122 ゴブリン戦感想
近付いてきた魔物はちょうどゴブリンだ。これでウルフとかだったら子供たちにはきつかったかも知れない。
威力を落とした風弾で2匹を後方に吹き飛ばした。
「あの2匹は私がやるから。残りの1匹は頑張ってね」
それだけ言い残し、追加の風刃で2匹を仕留める。初撃でも普通に倒せるのだが、ゴブリンは近くで味方が死ぬと逃げ出す事がある。折角のチャンスだし、逃がす手は無い。
弟子たちは教えられた通りに隊列を組んだ。盾を持ったグースが先頭に立って敵を引き付ける。
(うん。練習通り上手く捌いてるね)
盾を上手く使い、ゴブリンの攻撃を流してる。慣れない相手だからか、時折受ける事もあるが及第点だろう。エリンは弓を構えているが、放つことは無い。ゴブリンの動きが捉えられていないのか、グースに当たる危険を回避しての事か…。後で聞いてみよう。
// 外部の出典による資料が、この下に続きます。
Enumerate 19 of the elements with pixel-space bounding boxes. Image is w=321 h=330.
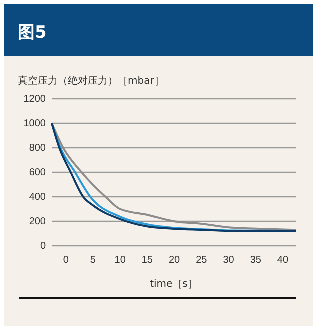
y-tick-label: 1000 (24, 118, 46, 130)
y-tick-label: 200 (29, 216, 46, 228)
x-tick-label: 10 (114, 255, 126, 266)
y-tick-label: 400 (29, 192, 46, 204)
y-tick-label: 600 (29, 168, 46, 179)
y-tick-label: 1200 (24, 94, 46, 106)
x-tick-label: 25 (196, 255, 208, 266)
x-tick-label: 20 (168, 255, 181, 266)
x-tick-label: 0 (63, 255, 70, 266)
y-tick-label: 800 (29, 143, 46, 154)
x-tick-label: 35 (250, 255, 262, 266)
x-tick-label: 40 (277, 255, 289, 266)
y-axis-title: 真空压力（绝对压力）［mbar］ (18, 75, 164, 87)
x-tick-label: 15 (142, 255, 154, 266)
chart-title: 图5 (18, 23, 47, 43)
x-axis-title: time［s］ (150, 279, 198, 290)
y-tick-label: 0 (40, 241, 46, 252)
x-tick-label: 30 (223, 255, 235, 266)
x-tick-label: 5 (90, 255, 96, 266)
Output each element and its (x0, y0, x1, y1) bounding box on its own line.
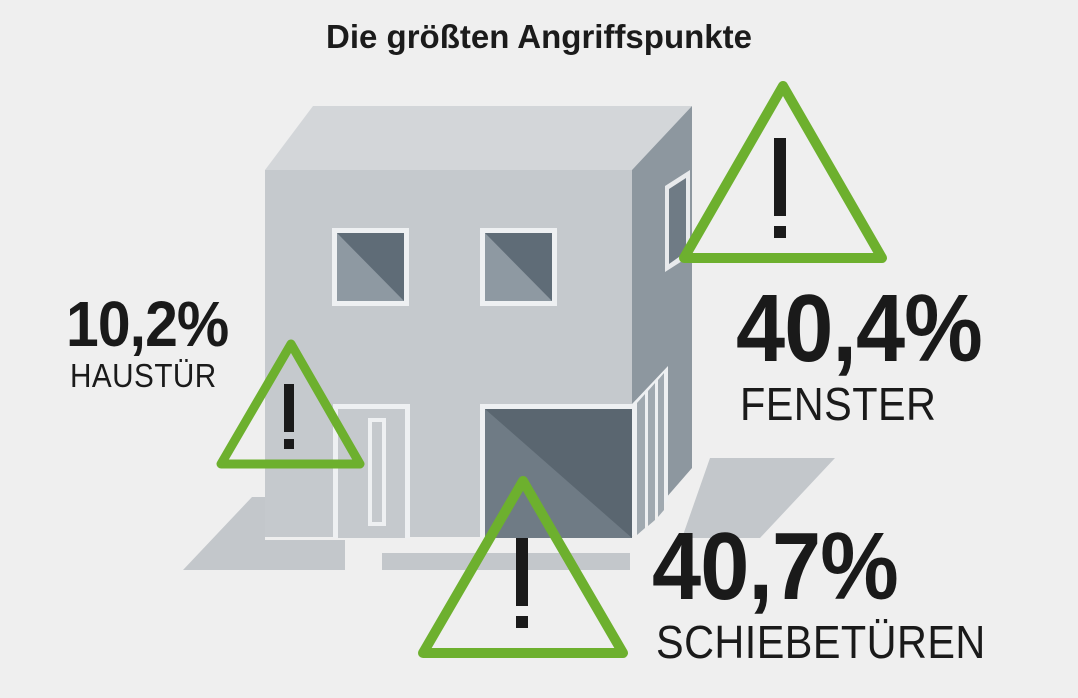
window-side (665, 170, 690, 272)
warning-triangle-icon-haustuer (216, 339, 365, 469)
stat-fenster: 40,4% FENSTER (736, 275, 1003, 431)
front-door (333, 404, 410, 538)
stat-haustuer-label: HAUSTÜR (70, 357, 217, 394)
ground-shadow-right (682, 458, 835, 538)
warning-triangle-icon-fenster (679, 81, 887, 263)
ground-shadow-left (183, 497, 345, 570)
sliding-door-side (632, 366, 668, 537)
house-roof (265, 106, 692, 170)
stat-haustuer: 10,2% HAUSTÜR (66, 292, 242, 396)
window-upper-left (332, 228, 409, 306)
stat-schiebetueren-value: 40,7% (652, 513, 899, 620)
warning-triangle-icon-schiebetueren (418, 476, 628, 658)
page-title: Die größten Angriffspunkte (326, 18, 752, 55)
stat-schiebetueren-label: SCHIEBETÜREN (656, 616, 986, 668)
sliding-door (480, 404, 632, 538)
stat-fenster-value: 40,4% (736, 275, 983, 382)
window-upper-right (480, 228, 557, 306)
stat-haustuer-value: 10,2% (66, 288, 229, 360)
ground-shadow-front (382, 553, 630, 570)
stat-schiebetueren: 40,7% SCHIEBETÜREN (652, 513, 1022, 669)
stat-fenster-label: FENSTER (740, 378, 937, 430)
ハイルも突撃せずに機会を伺っている。前だったらいけそうなら行ってたのに。成長したなぁ…。マリーは…うん。ヒーラーだから特に出番が無いな。グースが上手く捌いている間はやる事少ないな。ただ、いつでも魔法を展開出来るようにしてるみたいだ。
アリスは様子見の様だ。まぁ魔法1発で終わるし、私の意図を汲んでくれてるのかも知れない。
それから数分後。グースの盾に弾かれたゴブリンが転倒し、エリンの矢が1発、ハイルの攻撃が1発でゴブリンは倒れた。
「お疲れ様。思ったより時間かかったね」
「すいません、先生…。ゴーレムやハイルと動きが違ってて…タイミングが…」
「そうだね。普段から同じ相手ばかりだと慣れちゃうからね。まぁこれからは実戦も経験出来るし、色んな相手と出来るよ」
「はい」
「エリンはなんで攻撃しなかったの?」
「ゴブリンがずっとグースの近くにいて…」
「うん。じゃあ良いよ。味方に当たるリスクがあるなら、無理に攻撃しなくて正解。ただ、そういうのは結構いるから、近くに居ても狙えるように練習かな」
「はい!」
「ハイルは…」
「はい!ちゃんと言われた通り敵を観察してた!」
「あー、そうだね。でも、もう少し積極的に行っても良かったかな。相手によっては後ろからの攻撃の時だけの動きとかもあるから。けどまぁ初めての戦闘としては上出来」
「あの…私はどうですか?何も出来なかったんですけど…」
「マリーはあれで良いよ。特に怪我してないのに回復する意味ってあんまり無いし。魔法もいつでも展開出来る状態だったし」
調子に乗って教えたが、実は魔法を即時展開出来るようにキープするのは高等技術だったりする。マルセアの冒険者で出来るのも、もしかしたらマリーぐらいかも知れない。意外に向いているのかも知れない。今度、同時展開でも教えてみようかな?